Ah o Gemide bir de Ben Olsaydım Avrasyalara Yol Alsaydım
Cumhur Reisimizin kaptanlığında Türkiye gemisinde Avrasya'ya yelken açmıştık.
Rusya ile savaşan Ukrayna'ya 200 milyon dolar askeri hibe yapıyoruz. “Kırım’ın ilhakını tanımadık asla tanımayacağız; Yaşasın Ukrayna!” diyoruz. Ukrayna hükümeti ile ortak Bakanlar Kurulu toplantısı yapacağımızı ilan ediyoruz.

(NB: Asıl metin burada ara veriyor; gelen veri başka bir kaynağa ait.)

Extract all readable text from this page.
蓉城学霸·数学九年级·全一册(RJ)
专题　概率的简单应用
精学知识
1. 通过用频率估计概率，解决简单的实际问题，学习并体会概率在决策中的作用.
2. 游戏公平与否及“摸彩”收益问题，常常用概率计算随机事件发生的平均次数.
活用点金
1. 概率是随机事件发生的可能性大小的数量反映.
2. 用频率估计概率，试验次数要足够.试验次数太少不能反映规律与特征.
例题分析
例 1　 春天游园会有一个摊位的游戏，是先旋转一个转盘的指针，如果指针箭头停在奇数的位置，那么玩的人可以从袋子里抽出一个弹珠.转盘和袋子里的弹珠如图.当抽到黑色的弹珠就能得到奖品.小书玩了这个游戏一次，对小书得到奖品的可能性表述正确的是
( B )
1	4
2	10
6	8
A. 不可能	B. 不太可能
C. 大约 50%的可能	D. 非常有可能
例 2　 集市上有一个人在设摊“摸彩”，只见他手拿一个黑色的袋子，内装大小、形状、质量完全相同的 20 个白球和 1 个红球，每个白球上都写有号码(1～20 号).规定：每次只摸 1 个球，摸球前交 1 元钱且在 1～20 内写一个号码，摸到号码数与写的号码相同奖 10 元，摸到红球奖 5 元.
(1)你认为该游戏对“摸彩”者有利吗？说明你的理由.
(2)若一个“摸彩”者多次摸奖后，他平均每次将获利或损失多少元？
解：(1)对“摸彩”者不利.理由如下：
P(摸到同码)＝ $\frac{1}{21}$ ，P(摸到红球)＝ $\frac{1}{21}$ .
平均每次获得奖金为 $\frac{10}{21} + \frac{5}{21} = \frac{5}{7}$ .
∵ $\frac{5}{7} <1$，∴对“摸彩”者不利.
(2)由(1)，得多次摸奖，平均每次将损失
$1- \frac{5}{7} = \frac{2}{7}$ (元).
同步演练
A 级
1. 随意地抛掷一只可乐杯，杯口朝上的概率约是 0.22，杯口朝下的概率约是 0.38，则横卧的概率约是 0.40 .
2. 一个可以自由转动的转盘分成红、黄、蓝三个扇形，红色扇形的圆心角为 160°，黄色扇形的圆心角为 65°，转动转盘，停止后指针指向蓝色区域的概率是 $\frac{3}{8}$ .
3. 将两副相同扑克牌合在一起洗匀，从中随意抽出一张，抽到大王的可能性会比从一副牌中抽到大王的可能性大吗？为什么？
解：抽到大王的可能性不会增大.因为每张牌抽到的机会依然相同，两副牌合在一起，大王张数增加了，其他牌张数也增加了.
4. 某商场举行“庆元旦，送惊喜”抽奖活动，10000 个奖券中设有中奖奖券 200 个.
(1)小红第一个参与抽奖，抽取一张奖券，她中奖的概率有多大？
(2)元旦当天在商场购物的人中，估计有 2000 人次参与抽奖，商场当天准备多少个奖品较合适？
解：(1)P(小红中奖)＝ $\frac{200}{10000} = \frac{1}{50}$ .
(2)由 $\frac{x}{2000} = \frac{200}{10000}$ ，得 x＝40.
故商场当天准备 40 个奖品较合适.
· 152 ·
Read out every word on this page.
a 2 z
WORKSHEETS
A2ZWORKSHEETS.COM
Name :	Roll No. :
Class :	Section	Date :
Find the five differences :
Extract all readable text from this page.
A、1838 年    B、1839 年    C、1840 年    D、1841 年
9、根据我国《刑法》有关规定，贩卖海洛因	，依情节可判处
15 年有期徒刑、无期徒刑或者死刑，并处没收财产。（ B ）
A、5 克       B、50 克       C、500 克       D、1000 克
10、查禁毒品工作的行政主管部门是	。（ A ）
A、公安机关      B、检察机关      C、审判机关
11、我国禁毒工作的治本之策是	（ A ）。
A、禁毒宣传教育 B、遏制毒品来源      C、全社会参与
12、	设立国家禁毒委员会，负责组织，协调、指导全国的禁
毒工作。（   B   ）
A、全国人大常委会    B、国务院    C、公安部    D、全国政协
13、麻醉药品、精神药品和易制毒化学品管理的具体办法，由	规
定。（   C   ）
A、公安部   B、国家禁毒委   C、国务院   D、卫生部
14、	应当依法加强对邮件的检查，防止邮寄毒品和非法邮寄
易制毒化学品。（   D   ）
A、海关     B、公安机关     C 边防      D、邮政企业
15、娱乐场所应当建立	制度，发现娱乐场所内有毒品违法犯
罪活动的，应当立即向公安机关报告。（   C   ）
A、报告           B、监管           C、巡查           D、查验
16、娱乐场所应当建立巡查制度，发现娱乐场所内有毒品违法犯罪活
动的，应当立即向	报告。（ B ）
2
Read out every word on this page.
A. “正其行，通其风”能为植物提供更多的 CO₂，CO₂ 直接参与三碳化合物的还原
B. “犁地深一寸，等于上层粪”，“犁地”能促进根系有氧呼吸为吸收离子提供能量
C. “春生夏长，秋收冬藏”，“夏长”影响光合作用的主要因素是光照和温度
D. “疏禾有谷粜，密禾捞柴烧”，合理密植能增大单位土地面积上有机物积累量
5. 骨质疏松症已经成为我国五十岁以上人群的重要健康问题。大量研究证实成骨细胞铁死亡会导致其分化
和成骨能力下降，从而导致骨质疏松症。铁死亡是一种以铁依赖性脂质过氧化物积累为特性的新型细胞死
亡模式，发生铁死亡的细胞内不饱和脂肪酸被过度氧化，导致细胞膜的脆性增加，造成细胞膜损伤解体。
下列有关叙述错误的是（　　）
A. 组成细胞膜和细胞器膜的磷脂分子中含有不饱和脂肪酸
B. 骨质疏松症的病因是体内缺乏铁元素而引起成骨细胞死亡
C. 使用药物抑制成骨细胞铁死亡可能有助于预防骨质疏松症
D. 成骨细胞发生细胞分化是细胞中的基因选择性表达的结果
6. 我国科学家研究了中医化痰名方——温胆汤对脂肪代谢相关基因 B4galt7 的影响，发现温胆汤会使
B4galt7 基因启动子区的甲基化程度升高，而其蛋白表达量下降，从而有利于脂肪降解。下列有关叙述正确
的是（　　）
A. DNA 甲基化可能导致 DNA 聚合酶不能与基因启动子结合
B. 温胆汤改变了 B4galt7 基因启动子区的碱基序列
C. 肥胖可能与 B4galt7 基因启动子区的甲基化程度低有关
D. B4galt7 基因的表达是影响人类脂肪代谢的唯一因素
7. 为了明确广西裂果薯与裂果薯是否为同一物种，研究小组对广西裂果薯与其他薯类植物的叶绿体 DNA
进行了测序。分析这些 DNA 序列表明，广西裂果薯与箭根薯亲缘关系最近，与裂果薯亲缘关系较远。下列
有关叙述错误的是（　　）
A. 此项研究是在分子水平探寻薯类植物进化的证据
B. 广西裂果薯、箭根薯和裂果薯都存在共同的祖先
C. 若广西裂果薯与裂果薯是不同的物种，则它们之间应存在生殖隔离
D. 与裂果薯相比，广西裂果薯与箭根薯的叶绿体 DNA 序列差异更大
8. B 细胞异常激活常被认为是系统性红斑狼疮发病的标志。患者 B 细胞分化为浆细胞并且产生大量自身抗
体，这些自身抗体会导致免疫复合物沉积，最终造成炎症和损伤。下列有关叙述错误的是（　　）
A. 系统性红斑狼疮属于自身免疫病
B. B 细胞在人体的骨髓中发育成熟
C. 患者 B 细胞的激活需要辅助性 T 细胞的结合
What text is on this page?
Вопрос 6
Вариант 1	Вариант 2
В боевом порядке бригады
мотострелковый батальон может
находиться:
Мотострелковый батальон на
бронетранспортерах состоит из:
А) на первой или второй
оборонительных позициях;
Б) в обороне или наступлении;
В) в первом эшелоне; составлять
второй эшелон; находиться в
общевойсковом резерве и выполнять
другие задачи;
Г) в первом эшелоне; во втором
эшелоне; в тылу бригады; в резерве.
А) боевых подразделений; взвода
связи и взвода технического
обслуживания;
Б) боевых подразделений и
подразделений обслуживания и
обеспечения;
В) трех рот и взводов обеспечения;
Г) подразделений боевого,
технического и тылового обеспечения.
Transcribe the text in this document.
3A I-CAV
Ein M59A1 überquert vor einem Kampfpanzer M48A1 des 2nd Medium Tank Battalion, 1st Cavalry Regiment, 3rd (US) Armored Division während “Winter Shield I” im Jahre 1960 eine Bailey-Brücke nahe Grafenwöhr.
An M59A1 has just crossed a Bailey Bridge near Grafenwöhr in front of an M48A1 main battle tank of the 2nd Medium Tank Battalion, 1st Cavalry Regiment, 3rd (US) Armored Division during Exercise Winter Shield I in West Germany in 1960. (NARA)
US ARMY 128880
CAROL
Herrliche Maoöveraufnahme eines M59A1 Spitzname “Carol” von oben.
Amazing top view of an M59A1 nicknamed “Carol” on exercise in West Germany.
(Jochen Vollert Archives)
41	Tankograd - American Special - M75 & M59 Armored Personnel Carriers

Eski adı Özgür Suriye Ordusu olan, sonradan Suriye Milli Ordusu adını alan adamlar -ki silahından maaşına kadar tüm masraflarını biz karşılıyoruz- mayına çarpıp yaralanan Rus subaylarını önce esir alıp sonra öldürüyorlar. Üstelik bunu cümle âleme gururla ilan ediyorlar.
İki gün geçmeden, Rus subayların infaz edilmesinin karşılığı olduğu besbelli olacak şekilde hareket halindeki birliklerimiz İdlib’de top ateşine tutuluyor. Sekiz şehit veriyoruz. NATO’yu ABD’yi göreve çağırıyoruz.
Perinçek uyarıyor: Provokasyonlara gelinmemeli
Olur. Emriniz olur.
Amerika mevzuya zargana gibi atlıyor: “Taziyelerimizi bildiririz; Müttefikimizin yanındayız; Türkiye’nin misilleme yapma hakkını tanıyoruz.”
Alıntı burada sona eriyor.